La famille du capitaine, qui n’avait jamais voulu de rapprochement entre elle et Juliette Badenier du vivant de son mari, ne s’en souvint pas quand Juliette fut veuve. Plus tard, un hasard mit en contact une sœur de M. de Béru et Madeleine. L’enfant plut à sa tante par une certaine manière de parler, un regard et une expression dans le sourire qui rappelaient son père. De là vint ce legs de cinquante mille francs, qui devait entrer dans la dot de Madeleine.

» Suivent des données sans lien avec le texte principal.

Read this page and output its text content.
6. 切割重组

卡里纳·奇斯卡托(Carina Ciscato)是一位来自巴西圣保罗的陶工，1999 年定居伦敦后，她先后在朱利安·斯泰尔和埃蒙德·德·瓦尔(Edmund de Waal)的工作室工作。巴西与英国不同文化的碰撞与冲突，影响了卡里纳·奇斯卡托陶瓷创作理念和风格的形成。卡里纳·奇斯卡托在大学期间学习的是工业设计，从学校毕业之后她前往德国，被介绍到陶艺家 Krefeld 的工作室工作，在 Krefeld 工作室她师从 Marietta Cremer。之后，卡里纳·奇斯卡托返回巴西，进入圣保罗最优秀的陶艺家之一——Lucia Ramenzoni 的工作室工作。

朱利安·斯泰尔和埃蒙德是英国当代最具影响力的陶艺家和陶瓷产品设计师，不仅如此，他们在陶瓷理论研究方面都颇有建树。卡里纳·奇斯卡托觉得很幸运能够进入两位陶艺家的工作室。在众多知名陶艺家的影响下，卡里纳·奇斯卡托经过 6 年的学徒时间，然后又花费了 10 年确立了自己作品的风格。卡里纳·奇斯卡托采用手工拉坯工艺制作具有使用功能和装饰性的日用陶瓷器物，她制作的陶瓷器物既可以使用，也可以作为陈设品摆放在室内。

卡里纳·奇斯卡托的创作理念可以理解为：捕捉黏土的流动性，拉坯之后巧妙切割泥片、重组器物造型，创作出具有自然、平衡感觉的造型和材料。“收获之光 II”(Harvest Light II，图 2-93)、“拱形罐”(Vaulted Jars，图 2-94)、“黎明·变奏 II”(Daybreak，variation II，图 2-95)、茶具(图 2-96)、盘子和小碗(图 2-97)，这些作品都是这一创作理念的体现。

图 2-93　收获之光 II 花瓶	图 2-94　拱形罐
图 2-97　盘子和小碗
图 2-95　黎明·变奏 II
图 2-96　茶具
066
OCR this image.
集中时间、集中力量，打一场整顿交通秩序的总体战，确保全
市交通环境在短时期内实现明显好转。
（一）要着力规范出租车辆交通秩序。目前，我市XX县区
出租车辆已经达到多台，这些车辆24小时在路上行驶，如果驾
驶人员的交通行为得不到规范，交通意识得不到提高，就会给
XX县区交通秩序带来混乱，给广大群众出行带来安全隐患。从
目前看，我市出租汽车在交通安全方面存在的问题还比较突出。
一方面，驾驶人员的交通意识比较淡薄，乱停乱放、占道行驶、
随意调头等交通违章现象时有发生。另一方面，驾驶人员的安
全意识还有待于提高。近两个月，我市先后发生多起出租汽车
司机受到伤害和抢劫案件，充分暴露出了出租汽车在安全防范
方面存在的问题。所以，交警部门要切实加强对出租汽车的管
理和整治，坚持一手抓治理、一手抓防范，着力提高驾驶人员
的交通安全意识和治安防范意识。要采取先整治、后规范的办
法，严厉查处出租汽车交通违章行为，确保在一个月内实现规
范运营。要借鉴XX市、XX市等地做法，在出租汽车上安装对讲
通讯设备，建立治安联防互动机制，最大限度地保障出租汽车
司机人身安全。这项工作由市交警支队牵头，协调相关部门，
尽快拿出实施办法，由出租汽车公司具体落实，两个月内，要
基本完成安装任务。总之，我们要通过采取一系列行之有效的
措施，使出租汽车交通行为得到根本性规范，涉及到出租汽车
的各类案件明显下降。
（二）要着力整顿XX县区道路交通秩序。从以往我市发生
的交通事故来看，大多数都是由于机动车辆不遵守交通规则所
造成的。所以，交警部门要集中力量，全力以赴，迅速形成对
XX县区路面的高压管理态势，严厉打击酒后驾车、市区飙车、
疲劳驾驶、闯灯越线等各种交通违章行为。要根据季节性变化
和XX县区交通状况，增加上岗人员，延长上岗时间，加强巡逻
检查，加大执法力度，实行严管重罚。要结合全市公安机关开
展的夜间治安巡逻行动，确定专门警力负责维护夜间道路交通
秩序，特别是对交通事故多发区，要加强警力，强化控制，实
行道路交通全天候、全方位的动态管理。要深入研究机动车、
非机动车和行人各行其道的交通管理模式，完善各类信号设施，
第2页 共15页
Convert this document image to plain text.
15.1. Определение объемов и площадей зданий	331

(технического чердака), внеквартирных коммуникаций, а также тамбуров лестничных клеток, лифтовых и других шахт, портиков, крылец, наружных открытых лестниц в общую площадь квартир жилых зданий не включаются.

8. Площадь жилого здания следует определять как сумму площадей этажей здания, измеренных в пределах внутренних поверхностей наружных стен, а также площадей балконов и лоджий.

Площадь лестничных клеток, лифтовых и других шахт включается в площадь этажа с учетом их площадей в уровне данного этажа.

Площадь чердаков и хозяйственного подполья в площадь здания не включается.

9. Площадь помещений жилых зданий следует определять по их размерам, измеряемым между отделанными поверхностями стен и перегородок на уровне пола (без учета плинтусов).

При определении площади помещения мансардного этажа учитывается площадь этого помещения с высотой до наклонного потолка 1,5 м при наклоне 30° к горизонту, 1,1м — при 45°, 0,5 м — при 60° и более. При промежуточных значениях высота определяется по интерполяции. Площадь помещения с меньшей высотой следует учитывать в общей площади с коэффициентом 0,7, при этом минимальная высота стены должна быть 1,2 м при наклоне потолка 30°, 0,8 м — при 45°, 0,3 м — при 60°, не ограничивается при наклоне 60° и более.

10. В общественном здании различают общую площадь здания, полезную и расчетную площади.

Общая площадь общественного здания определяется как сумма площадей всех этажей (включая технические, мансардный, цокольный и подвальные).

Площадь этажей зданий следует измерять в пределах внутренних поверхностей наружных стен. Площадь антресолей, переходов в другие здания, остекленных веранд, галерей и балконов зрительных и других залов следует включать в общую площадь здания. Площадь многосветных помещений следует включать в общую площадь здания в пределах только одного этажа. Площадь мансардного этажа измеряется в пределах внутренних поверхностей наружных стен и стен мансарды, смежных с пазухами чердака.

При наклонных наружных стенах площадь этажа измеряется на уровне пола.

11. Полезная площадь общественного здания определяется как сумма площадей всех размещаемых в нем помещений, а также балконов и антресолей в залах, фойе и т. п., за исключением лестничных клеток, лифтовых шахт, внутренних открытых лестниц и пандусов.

Le père Noël, qui fréquentait assidûment la maison, était la seule personne avec laquelle la jeune fille fût en communion de pensées et de sentimens. Elle avait reporté sur lui une partie de la tendresse dont elle entourait son père, et se laissait volontiers guider par ses conseils. Il fut donc et naturellement le premier confident de la secousse violente qu’elle avait éprouvée de sa rencontre avec Urbain.

Si surprise qu’elle fût, à quelque temps de là, par la réplique de sa mère, Madeleine aimait trop sincèrement Urbain pour ne pas faire de nouvelles tentatives, mais elle rencontra la même résistance. Quand la singulière vanité que la mère Béru tirait de son nom s’effaçait par intervalles, Madeleine trouvait un obstacle plus difficile dans une parcimonie implacable qui était l’âme de la maison. — Beau parti! disait la mère, ton amoureux n’a ni son ni mailles. — Ce dernier mot mettait fin à la conversation. Madeleine savait par expérience que si elle avait essayé de répondre, la mère Béru, qui manquait de patience, lui aurait bientôt fait voir qu’elle avait conservé de son ancien état le geste vif et la main leste.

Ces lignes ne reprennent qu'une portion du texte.